On Saturday in Hong Kong, people who had made an appointment had to queue for around 90 minutes at a center for the PCR tests needed to travel to countries including mainland China.
TREATMENT IN FOCUS
For much of the pandemic, China poured resources into a vast PCR testing program to track and trace COVID-19 cases, but now the focus is shifting to vaccines and treatment.
In Shanghai, for example, the city government announced on Friday the end of free PCR tests for residents from January 1. 8.
A circular released on Saturday by four government ministries signaled a reallocation of financial resources to treatment, outlining a plan for public finances to subsidize 60% of treatment costs until March 31.
meanwhile sources told Reuters that China is in talks with Pfizer Inc. (PFE.N) to obtain a license that will allow domestic drugmakers to manufacture and distribute a generic version of the US company’s COVID antiviral drug Paxlovid in China.
Many Chinese have been trying buy the drug abroad and have shipped to china.
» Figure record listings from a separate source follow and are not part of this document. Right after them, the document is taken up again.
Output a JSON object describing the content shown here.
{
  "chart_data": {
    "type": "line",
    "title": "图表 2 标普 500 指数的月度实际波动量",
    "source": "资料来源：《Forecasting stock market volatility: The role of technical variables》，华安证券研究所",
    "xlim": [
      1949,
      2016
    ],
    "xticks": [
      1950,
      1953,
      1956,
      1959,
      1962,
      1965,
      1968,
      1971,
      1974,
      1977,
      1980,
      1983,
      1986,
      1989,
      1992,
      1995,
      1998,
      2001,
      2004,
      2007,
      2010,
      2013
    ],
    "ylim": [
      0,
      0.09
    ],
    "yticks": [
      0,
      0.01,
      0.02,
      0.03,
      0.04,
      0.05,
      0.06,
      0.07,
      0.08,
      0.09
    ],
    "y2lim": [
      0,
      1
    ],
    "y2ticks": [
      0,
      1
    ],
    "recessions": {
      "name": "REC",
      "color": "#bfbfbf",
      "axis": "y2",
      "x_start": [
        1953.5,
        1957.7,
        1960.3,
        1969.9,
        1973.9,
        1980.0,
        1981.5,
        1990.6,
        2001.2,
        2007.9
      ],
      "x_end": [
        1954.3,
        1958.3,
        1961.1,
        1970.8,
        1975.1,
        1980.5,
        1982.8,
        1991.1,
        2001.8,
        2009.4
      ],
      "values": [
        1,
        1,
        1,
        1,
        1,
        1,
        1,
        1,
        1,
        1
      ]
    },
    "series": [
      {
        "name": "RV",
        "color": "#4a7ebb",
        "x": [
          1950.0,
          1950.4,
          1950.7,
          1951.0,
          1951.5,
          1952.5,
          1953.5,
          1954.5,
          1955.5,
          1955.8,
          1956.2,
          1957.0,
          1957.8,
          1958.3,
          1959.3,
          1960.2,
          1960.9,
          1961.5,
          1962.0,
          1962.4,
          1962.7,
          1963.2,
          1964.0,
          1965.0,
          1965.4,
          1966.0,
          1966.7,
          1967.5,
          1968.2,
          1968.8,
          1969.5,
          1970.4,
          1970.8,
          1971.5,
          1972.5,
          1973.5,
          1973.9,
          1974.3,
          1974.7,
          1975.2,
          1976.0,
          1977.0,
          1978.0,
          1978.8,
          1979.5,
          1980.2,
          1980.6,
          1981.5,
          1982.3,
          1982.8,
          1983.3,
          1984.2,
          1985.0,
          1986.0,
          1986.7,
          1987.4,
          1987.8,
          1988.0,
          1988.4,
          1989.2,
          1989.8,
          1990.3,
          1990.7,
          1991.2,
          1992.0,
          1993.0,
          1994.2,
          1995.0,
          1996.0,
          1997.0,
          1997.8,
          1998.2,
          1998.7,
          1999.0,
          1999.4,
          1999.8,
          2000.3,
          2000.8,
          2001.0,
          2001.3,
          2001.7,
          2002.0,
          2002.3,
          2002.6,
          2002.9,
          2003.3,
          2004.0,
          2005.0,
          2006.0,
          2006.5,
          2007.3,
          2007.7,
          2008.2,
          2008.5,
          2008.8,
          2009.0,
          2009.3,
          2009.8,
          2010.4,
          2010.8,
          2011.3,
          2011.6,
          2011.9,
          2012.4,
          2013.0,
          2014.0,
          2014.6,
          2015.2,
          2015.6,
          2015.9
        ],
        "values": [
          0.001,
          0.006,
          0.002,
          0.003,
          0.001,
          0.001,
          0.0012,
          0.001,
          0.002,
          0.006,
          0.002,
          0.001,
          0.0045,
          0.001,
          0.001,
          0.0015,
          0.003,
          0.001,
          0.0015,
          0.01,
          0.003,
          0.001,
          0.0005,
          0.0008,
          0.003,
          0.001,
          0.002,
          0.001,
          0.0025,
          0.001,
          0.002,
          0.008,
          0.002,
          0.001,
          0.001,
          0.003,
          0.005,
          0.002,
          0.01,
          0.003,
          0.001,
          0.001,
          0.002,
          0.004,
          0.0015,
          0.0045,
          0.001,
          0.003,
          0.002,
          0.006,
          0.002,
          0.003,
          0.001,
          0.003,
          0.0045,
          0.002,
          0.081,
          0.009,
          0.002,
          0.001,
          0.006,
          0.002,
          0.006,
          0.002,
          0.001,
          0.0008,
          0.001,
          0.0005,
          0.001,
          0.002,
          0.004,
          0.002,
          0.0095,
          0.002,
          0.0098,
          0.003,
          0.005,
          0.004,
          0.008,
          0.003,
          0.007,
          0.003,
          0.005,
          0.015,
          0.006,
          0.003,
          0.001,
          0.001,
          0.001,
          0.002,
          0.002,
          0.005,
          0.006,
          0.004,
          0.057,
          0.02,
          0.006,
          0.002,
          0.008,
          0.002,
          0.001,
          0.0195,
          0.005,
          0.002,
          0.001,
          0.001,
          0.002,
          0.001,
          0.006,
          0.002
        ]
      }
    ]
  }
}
On the vaccine front, China’s CanSino Biologics Inc (6185.HK) announced that it has begun trial production for its COVID mRNA booster vaccine, known as CS-2034.
China has relied on nine domestically developed vaccines approved for use, including inactivated vaccines, but none have been adapted to target the highly transmissible Omicron variant and its derivatives currently in circulation.
The overall vaccination rate in the country is above 90%, but the rate for adults receiving booster shots drops to 57.9% and 42.3% for people over 80, according to published government data. last month.
China reported three new COVID deaths on the mainland on Friday, raising its official virus death toll since the pandemic began to 5,267, one of the lowest in the world.
International health experts believe Beijing’s narrow definition of COVID deaths does not reflect a true number, with some predicting more than a million deaths this year.
Reporting by Casey Hall in Shanghai, Julie Zhu in Hong Kong, and Kevin Huang Additional reporting by Jindong Zhang Editing by Tony Munroe and Frances Kerry
Our standards: The Thomson Reuters Trust Principles.